A risk parity investment framework groups investment types by their risk and return profiles rather than in asset class buckets.

The fund aims for company exposure of 53 per cent comprising US and global equities, corporate investment grade and high-yield bonds, bank loans and private equity.

“These are investments that perform well during periods of economic growth,” she says.

Within the company exposure, strategic allocations include a 36 per cent allocation to equity, 23 per cent to bonds and 6 per cent to private equity.

The fund has a 6 per cent allocation to cash and interest rates comprising US bonds, non-US bonds, and liquid investments with durations of less than 12 months all designed to pay the fund’s liabilities – namely the annual dividend.

There is a 19 per cent allocation to real assets comprising real estate, infrastructure and treasury inflation protected securities, in an allocation primarily designed as an inflation hedge.

The remaining 20 per cent is portioned to special opportunities designed to take advantage of market dislocations with allocations to fixed income aggregates, absolute return, real return, emerging market multi-assets and distressed debt.

Rodell says another theme going forward will be to develop income-generating strategies away from traditional fixed income.

Although the swathe of money chasing infrastructure (APFC has a 4 per cent infrastructure allocation at present) and real estate assets in the US makes accessing these assets competitive, she will play to APFCs “extremely long” investment horizon and freedom from any kind of liquidity constraint to access the best deals, adding: “The size of our fund means we can make meaningful investments. It is good for recipients to have an anchor like us”.

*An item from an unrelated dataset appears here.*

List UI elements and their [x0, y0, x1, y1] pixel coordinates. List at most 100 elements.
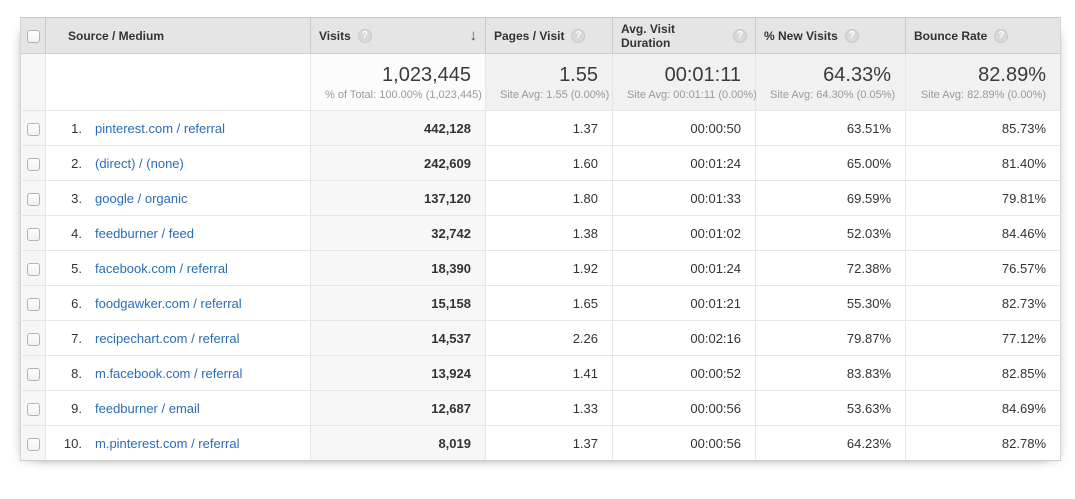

It’s a strategy that has paid off in private equity which returned 16.5 per cent for fiscal year 2015 and where APFC’s infinite time horizon means it can be a “patient investor” in stakes in which it has most conviction.

“We have started taking direct stakes in private companies and private equity funds, and this has served us well.

The greater stakes allow for better terms, for more direct control and greater upside potential if the investments do well,” she says.